Here are my confirmed opinions.
There are TWO major reasons why the septic field clogs up:
1) The "Biomat" has overgrown with sludge. Oxygen is required to clear this condition.
2) Your washing machine, soaps and salt your family uses sends SODIUM into the septic field causing "HardPan" that is stopping the water flow. This condition requires the Septic Seep Formula
The Hardpan is by far the worst condition. I have seen septic systems last for 20+ years with the biomat never being serviced.
@@He recommends that I divert all grey water away from the septic system and that will allow it to work for another 15 or 20 years the way it is.
Absolutely do this ASAP to stop the sodium from getting into your leach field. He is RIGHT ON.Do you have a water softener? Make sure it goes into your grey water.
@@Right now I am considering going the route of aeration, a larger Sodium Percarbonate treatment and diverting all grey water to a separate system.
I have mixed feelings about aerating a dual chamber tank. Here is my opinion. It may work conditionally. Artie is a super salesman & has a fantastic web site. Here are the facts. The aerator will stir up the scum & sludge into Septic Soup. This septic soup will flow out of your chamber.
If the aerator is in the input chamber, then all the scum & solids will end up in your output chamber, and the output chamber becomes the "Settling Tank." Since you are starting with a freshly pumped tank, all new solids & scum will go into your output chamber, and hopefully settle down.
If the aerator is in the output chamber, then all the soup goes into your septic field to clog it up. Which chamber does Artie advise you to use for his aerator?
Artie has a stick aerator kit that is excellent for a D-Box. IMO, there is a 3rd option that I think is superior. Add a riser to your D-Box and then Aerate the D-Box instead of your septic tank. This gets the aeration right where it is needed the most and when it is most needed. It is most needed when the water level starts to rise and when toilets send all that water into the D-Box.

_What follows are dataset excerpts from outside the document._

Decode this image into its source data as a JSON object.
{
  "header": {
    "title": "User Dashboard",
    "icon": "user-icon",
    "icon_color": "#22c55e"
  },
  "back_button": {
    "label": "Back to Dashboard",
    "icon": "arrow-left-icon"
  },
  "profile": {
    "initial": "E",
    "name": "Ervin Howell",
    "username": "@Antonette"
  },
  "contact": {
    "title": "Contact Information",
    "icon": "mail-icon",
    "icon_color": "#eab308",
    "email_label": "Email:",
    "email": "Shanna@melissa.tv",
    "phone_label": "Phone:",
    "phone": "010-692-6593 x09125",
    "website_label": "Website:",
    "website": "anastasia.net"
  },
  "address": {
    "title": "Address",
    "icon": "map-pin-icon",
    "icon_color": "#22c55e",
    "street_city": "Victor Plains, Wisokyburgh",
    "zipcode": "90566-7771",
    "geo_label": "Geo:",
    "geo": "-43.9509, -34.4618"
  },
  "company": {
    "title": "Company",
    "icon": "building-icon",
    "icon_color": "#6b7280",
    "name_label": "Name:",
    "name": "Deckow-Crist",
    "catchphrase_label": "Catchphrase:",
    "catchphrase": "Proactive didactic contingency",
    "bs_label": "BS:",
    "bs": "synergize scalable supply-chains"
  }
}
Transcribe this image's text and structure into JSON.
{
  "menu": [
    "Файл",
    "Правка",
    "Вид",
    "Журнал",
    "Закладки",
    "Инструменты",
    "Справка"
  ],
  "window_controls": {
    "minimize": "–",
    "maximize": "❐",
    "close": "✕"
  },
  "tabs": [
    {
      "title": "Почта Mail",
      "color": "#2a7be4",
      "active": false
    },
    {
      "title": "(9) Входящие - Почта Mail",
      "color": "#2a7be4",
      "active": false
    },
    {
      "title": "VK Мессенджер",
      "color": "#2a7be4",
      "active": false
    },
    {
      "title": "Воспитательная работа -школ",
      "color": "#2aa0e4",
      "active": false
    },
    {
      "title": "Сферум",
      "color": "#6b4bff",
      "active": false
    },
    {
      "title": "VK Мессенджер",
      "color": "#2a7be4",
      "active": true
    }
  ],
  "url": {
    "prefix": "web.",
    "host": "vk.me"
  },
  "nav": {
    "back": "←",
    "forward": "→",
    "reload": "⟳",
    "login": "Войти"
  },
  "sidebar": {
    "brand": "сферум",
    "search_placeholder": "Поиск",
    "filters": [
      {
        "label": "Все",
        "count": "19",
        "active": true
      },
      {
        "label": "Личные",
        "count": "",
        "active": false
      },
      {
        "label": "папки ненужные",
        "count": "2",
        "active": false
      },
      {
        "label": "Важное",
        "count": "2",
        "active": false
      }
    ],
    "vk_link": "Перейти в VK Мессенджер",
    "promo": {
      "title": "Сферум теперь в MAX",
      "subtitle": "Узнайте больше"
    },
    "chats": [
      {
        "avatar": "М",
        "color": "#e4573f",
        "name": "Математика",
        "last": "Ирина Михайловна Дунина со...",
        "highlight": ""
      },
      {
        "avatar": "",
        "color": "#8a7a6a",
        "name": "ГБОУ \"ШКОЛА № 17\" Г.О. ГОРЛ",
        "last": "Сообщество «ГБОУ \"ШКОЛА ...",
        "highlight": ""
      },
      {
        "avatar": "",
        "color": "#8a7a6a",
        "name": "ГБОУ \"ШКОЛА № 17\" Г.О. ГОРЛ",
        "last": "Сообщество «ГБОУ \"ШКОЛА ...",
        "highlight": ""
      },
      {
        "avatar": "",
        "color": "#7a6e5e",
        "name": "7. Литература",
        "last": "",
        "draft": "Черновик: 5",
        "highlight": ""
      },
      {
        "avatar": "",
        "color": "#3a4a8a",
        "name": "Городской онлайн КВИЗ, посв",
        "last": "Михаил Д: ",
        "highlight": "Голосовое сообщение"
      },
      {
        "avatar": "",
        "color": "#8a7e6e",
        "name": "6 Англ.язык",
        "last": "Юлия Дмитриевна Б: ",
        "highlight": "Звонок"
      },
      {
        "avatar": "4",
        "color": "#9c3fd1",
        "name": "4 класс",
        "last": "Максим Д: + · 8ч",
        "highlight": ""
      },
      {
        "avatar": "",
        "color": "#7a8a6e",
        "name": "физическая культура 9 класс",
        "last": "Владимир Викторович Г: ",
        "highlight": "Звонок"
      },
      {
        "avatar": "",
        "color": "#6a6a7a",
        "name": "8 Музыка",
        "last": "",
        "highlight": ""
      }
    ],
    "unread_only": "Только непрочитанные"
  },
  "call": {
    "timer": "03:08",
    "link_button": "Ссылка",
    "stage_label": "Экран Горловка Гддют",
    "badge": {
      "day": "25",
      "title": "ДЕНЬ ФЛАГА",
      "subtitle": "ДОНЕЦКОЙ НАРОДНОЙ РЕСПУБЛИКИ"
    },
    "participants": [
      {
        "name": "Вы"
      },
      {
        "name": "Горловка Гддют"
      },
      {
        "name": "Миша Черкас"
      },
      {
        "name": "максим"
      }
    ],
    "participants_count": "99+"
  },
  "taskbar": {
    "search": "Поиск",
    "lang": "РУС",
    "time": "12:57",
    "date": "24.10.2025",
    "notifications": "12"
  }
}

I think you will have a perfect and long lasting system by using sodium percarbonate to blast away the biomat, then a few weeks later use the septic seep recipe to remove the Hardpan, install a Greywater system to prevent the hardpan from forming again, and aerating your D-Box. The sodium left behind by the sodium percarbonate contributes to the hardpan, so it can't be used too many times without problems.
My experiments with effluent water in mason jars prove that if the septic tank water is UNDISTURBED in any way, the effluent becomes amazingly clear. So look at your input baffle. If you have a vertical 4
inch pipe as a baffle, then the BLAST of water from the toilet will shoot down into your sludge to stir it up. Hang a plastic plate 12
inches below the input baffle with stainless wire to send the blast horizontally to avoid stirring up the sludge. Or lay the baffle horizontally to send the blast across the water surface.
If you don't have risers on the D-Box, input & output of your tank, now is the time to do this. Now is the time to add an effluent filter if you don't already have one. You WILL need them. Bite the bullet now and live happily ever after.
That is my 2 pennies worth, and please keep us informed. My aerators arrived for my D-Box today. I'll have them running by the end of the week. I must also add a gray water system for the sinks, showers & washing machine.